Thinking of changing your career?

6th July 2012

"With the benefit of hindsight" is currently an overused phrase in the world of politics.  I've been hearing it a lot too recently from several career changers I've been working with. 

 If you are thinking of moving in a different direction, whatever your age or past  experience levels, you have to start from where you are. That may sound like a ridiculously obvious comment.  It is always a big step to consider looking in a new industry, assessing what you have to offer and how you are going to manage the gap between old and new. Sometimes, career changers add to their workload by beating themselves up about past career choices that may not appear to be immediately helpful to their proposed new path.

 First of all, I always point out that we never ever deliberately choose the wrong choice when making any decision. It may, with hindisght, turn out to be the less helpful decision, but you can only tell yourself off if you didn't make every effort to get all the relevant information that you need before you decide. No-one ever  tells themselves; " Well, I think option A will be the best one, so I'm going for Option B".

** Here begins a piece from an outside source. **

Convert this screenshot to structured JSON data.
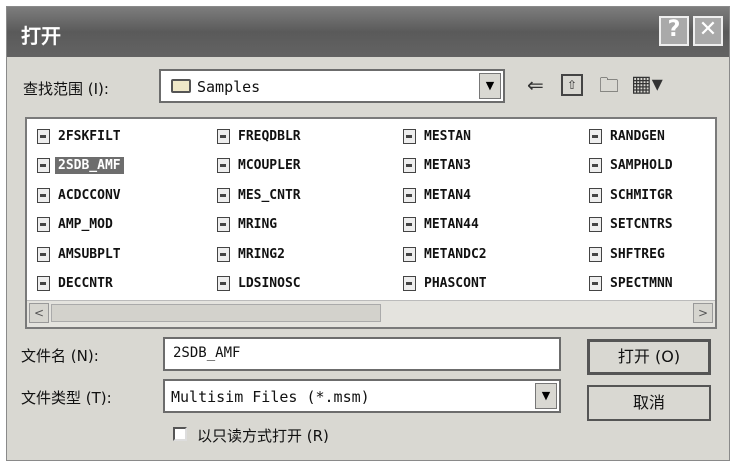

Secondly, all work experience is always valuable, however far away from your target new job it is. Recruiters will always be more impressed by  a candidate who has any work experience, paid or unpaid, than the candidate who has none. The key to selling yourself to a recruiter in a new industry is to be clear about the relevance of all your past experience: regardless of the length of time you have carried out a role, your key job is to assess how well, or not, it links to your new target role.

As you research your new career options,  review each job you have held so far and ask yourself the following questions;

What key tasks did I carry out in this job? 

What key skills did I learn and apply doing this job? 

What key results did I achieve in this job?

Repeat these questions using the future tense for your new target role. 

Assembling all the answers to these questions may take some time but this is your core career change research. 

When you have 6 lists of past and future tasks, skills and results, then mark all of your past experience out of 5 in terms of how closely it matches your target  tasks, skills and results. The answers will then tell you which bits of your past  experience you need to emphasise as you build your CV. 

Essentially, every career choice you made in the past  could offer you meaningful work experience for your future career. Just make sure that you are stressing the right choices to recruiters.